Slightly more than three years have elapsed since the passage of that legislation, even less since its initial implementation, especially at the areawide (or community) level. In many ways, efforts to evaluate the program's productivity in contrast to its progress are misleading in judging the results of an organizational period. Nevertheless, it is pertinen, to note that the early goals of the program remain relevant, and to question how best to promote continued efforts to achieve them. This question assumes particular importance in view of the differing pieces of proposed legislation currently under consideration here.

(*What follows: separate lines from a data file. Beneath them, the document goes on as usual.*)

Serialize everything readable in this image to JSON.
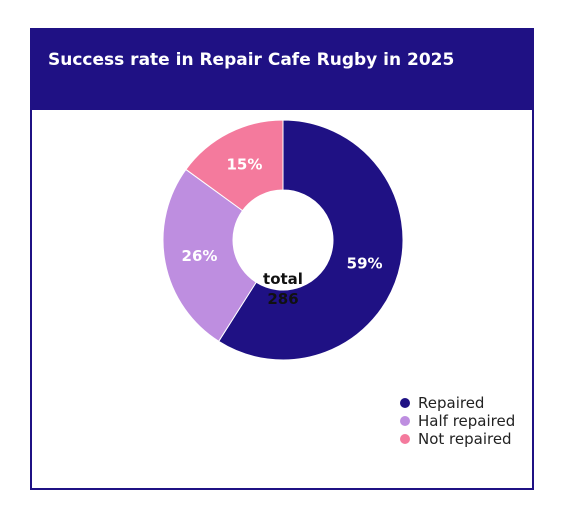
{
  "header": {
    "title": "Success rate in Repair Cafe Rugby in 2025"
  },
  "chart_data": {
    "type": "pie",
    "title": "Success rate in Repair Cafe Rugby in 2025",
    "center_label": "total",
    "total": 286,
    "slices": [
      {
        "name": "Repaired",
        "value": 59,
        "label": "59%",
        "color": "#1f1184"
      },
      {
        "name": "Half repaired",
        "value": 26,
        "label": "26%",
        "color": "#be8ee0"
      },
      {
        "name": "Not repaired",
        "value": 15,
        "label": "15%",
        "color": "#f47a9d"
      }
    ],
    "legend_position": "bottom-right"
  }
}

It is our impression that the administration-favored bill, introduced by the Honorable Mr. Staggers, makes provision for significant improvements in coordinating and correlating health planning activities now being carried out at State and areawide levels in a variety of administrative arrangements. Indeed, there is much in that proposed legislation which merits support. Yet, juxtaposed with the goals, several weaknesses and potential pitfalls in the legislation and/or its intent remain sources of anxiety.

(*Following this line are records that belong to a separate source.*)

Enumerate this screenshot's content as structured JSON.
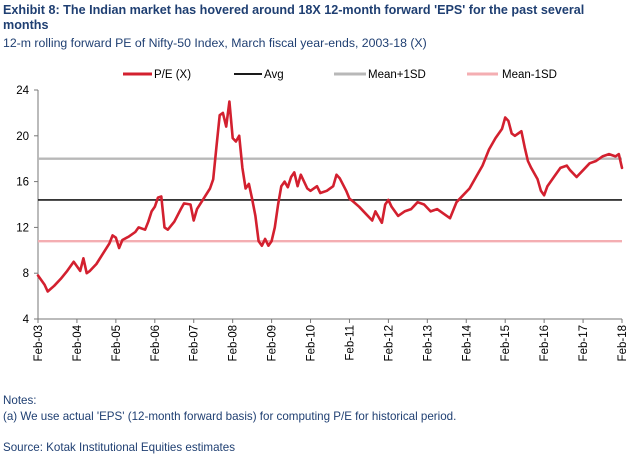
{
  "title": "Exhibit 8: The Indian market has hovered around 18X 12-month forward 'EPS' for the past several months",
  "subtitle": "12-m rolling forward PE of Nifty-50 Index, March fiscal year-ends, 2003-18 (X)",
  "notes_heading": "Notes:",
  "note_a": "(a) We use actual 'EPS' (12-month forward basis) for computing P/E for historical period.",
  "source": "Source: Kotak Institutional Equities estimates",
  "colors": {
    "pe": "#d3202f",
    "avg": "#1a1a1a",
    "mean_plus": "#b8b8b8",
    "mean_minus": "#f4aeb2",
    "text": "#1f3f72"
  },
  "chart_data": {
    "type": "line",
    "title": "12-m rolling forward PE of Nifty-50 Index, March fiscal year-ends, 2003-18 (X)",
    "legend_position": "top",
    "ylim": [
      4,
      24
    ],
    "y_ticks": [
      "4",
      "8",
      "12",
      "16",
      "20",
      "24"
    ],
    "x_ticks": [
      "Feb-03",
      "Feb-04",
      "Feb-05",
      "Feb-06",
      "Feb-07",
      "Feb-08",
      "Feb-09",
      "Feb-10",
      "Feb-11",
      "Feb-12",
      "Feb-13",
      "Feb-14",
      "Feb-15",
      "Feb-16",
      "Feb-17",
      "Feb-18"
    ],
    "x_range": [
      "2003-02",
      "2018-02"
    ],
    "grid": false,
    "series": [
      {
        "name": "P/E (X)",
        "points": [
          [
            "2003-02",
            7.8
          ],
          [
            "2003-04",
            7.0
          ],
          [
            "2003-05",
            6.4
          ],
          [
            "2003-07",
            6.9
          ],
          [
            "2003-09",
            7.5
          ],
          [
            "2003-11",
            8.2
          ],
          [
            "2004-01",
            9.0
          ],
          [
            "2004-02",
            8.6
          ],
          [
            "2004-03",
            8.2
          ],
          [
            "2004-04",
            9.3
          ],
          [
            "2004-05",
            8.0
          ],
          [
            "2004-06",
            8.2
          ],
          [
            "2004-08",
            8.8
          ],
          [
            "2004-10",
            9.7
          ],
          [
            "2004-12",
            10.6
          ],
          [
            "2005-01",
            11.3
          ],
          [
            "2005-02",
            11.1
          ],
          [
            "2005-03",
            10.2
          ],
          [
            "2005-04",
            10.9
          ],
          [
            "2005-06",
            11.2
          ],
          [
            "2005-08",
            11.6
          ],
          [
            "2005-09",
            12.0
          ],
          [
            "2005-11",
            11.8
          ],
          [
            "2005-12",
            12.5
          ],
          [
            "2006-01",
            13.4
          ],
          [
            "2006-02",
            13.8
          ],
          [
            "2006-03",
            14.6
          ],
          [
            "2006-04",
            14.7
          ],
          [
            "2006-05",
            12.0
          ],
          [
            "2006-06",
            11.8
          ],
          [
            "2006-08",
            12.5
          ],
          [
            "2006-10",
            13.6
          ],
          [
            "2006-11",
            14.1
          ],
          [
            "2007-01",
            14.0
          ],
          [
            "2007-02",
            12.6
          ],
          [
            "2007-03",
            13.6
          ],
          [
            "2007-05",
            14.5
          ],
          [
            "2007-07",
            15.4
          ],
          [
            "2007-08",
            16.2
          ],
          [
            "2007-09",
            19.0
          ],
          [
            "2007-10",
            21.8
          ],
          [
            "2007-11",
            22.0
          ],
          [
            "2007-12",
            20.8
          ],
          [
            "2008-01",
            23.0
          ],
          [
            "2008-02",
            19.8
          ],
          [
            "2008-03",
            19.5
          ],
          [
            "2008-04",
            20.0
          ],
          [
            "2008-05",
            17.2
          ],
          [
            "2008-06",
            15.4
          ],
          [
            "2008-07",
            15.8
          ],
          [
            "2008-08",
            14.5
          ],
          [
            "2008-09",
            13.0
          ],
          [
            "2008-10",
            10.8
          ],
          [
            "2008-11",
            10.4
          ],
          [
            "2008-12",
            11.0
          ],
          [
            "2009-01",
            10.4
          ],
          [
            "2009-02",
            10.8
          ],
          [
            "2009-03",
            12.0
          ],
          [
            "2009-04",
            14.0
          ],
          [
            "2009-05",
            15.6
          ],
          [
            "2009-06",
            16.0
          ],
          [
            "2009-07",
            15.5
          ],
          [
            "2009-08",
            16.4
          ],
          [
            "2009-09",
            16.8
          ],
          [
            "2009-10",
            15.6
          ],
          [
            "2009-11",
            16.6
          ],
          [
            "2010-01",
            15.4
          ],
          [
            "2010-02",
            15.2
          ],
          [
            "2010-04",
            15.6
          ],
          [
            "2010-05",
            15.0
          ],
          [
            "2010-07",
            15.2
          ],
          [
            "2010-09",
            15.6
          ],
          [
            "2010-10",
            16.6
          ],
          [
            "2010-11",
            16.3
          ],
          [
            "2011-01",
            15.2
          ],
          [
            "2011-02",
            14.5
          ],
          [
            "2011-03",
            14.3
          ],
          [
            "2011-05",
            13.8
          ],
          [
            "2011-07",
            13.2
          ],
          [
            "2011-09",
            12.6
          ],
          [
            "2011-10",
            13.4
          ],
          [
            "2011-12",
            12.4
          ],
          [
            "2012-01",
            14.0
          ],
          [
            "2012-02",
            14.4
          ],
          [
            "2012-03",
            13.8
          ],
          [
            "2012-05",
            13.0
          ],
          [
            "2012-07",
            13.4
          ],
          [
            "2012-09",
            13.6
          ],
          [
            "2012-11",
            14.2
          ],
          [
            "2013-01",
            14.0
          ],
          [
            "2013-03",
            13.4
          ],
          [
            "2013-05",
            13.6
          ],
          [
            "2013-07",
            13.2
          ],
          [
            "2013-09",
            12.8
          ],
          [
            "2013-11",
            14.2
          ],
          [
            "2014-01",
            14.8
          ],
          [
            "2014-03",
            15.4
          ],
          [
            "2014-05",
            16.4
          ],
          [
            "2014-07",
            17.4
          ],
          [
            "2014-09",
            18.8
          ],
          [
            "2014-11",
            19.8
          ],
          [
            "2015-01",
            20.6
          ],
          [
            "2015-02",
            21.6
          ],
          [
            "2015-03",
            21.3
          ],
          [
            "2015-04",
            20.2
          ],
          [
            "2015-05",
            20.0
          ],
          [
            "2015-06",
            20.2
          ],
          [
            "2015-07",
            20.4
          ],
          [
            "2015-08",
            19.0
          ],
          [
            "2015-09",
            17.8
          ],
          [
            "2015-10",
            17.2
          ],
          [
            "2015-12",
            16.2
          ],
          [
            "2016-01",
            15.2
          ],
          [
            "2016-02",
            14.8
          ],
          [
            "2016-03",
            15.6
          ],
          [
            "2016-05",
            16.4
          ],
          [
            "2016-07",
            17.2
          ],
          [
            "2016-09",
            17.4
          ],
          [
            "2016-10",
            17.0
          ],
          [
            "2016-12",
            16.4
          ],
          [
            "2017-02",
            17.0
          ],
          [
            "2017-04",
            17.6
          ],
          [
            "2017-06",
            17.8
          ],
          [
            "2017-08",
            18.2
          ],
          [
            "2017-10",
            18.4
          ],
          [
            "2017-12",
            18.2
          ],
          [
            "2018-01",
            18.4
          ],
          [
            "2018-02",
            17.2
          ]
        ]
      },
      {
        "name": "Avg",
        "value": 14.4
      },
      {
        "name": "Mean+1SD",
        "value": 18.0
      },
      {
        "name": "Mean-1SD",
        "value": 10.8
      }
    ]
  }
}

For example, with respect to the first goal of strengthening the planning process locally, statements by departmental spokesmen are disquieting. I quote Dr. Egeberg: "Under a more complicated and dynamic approach, an areawide CHP agency could be given community responsibility for structuring the local health decisions." While this language is subject to more than one interpretation, the general thrust of the legislation, when viewed in the context of related remarks about the planing agency's role as "community trustee" and about its evolving "management" functions certainly appears oriented toward operational-type responsibilities. I submit that when the planning agency begins to assume responsibility as an arbiter of health services delivery and perhaps even to compete for service dollars, its planning role is compromised and the concept of partnership (goal No. 3) ceases to exist.

Again, redirecting the planning agency away from consensus-building into becoming an agent for achieving a federally predetermined objective-namely, development of an improved delivery system for primary health care could conflict with the community self-determination implied in the second goal. Obviously, no one would want to quarrel seriously with the objective of improving and systematizing health care delivery. But concern should be expressed, I think, if the means of attaining that objective can be interpreted to include a change in the method of operaiton in which the planning agency is empowered to substitute legal sanction and statutory authority for the planning process involving all the parties at interest. The point is made cogently in a recent article by Dr. William J. Curran.1

The local planning agencies may become so involved in court-like decisionmaking in individual cases that the functions of overall planning will be compromised.

Gentlemen, I would like to interrupt the testimony for a moment,

1 Curran, William J., "Health Planning Agencies: A Legal Crisis?" A.J.P.H. 60, 2: 359360 (February), 1970.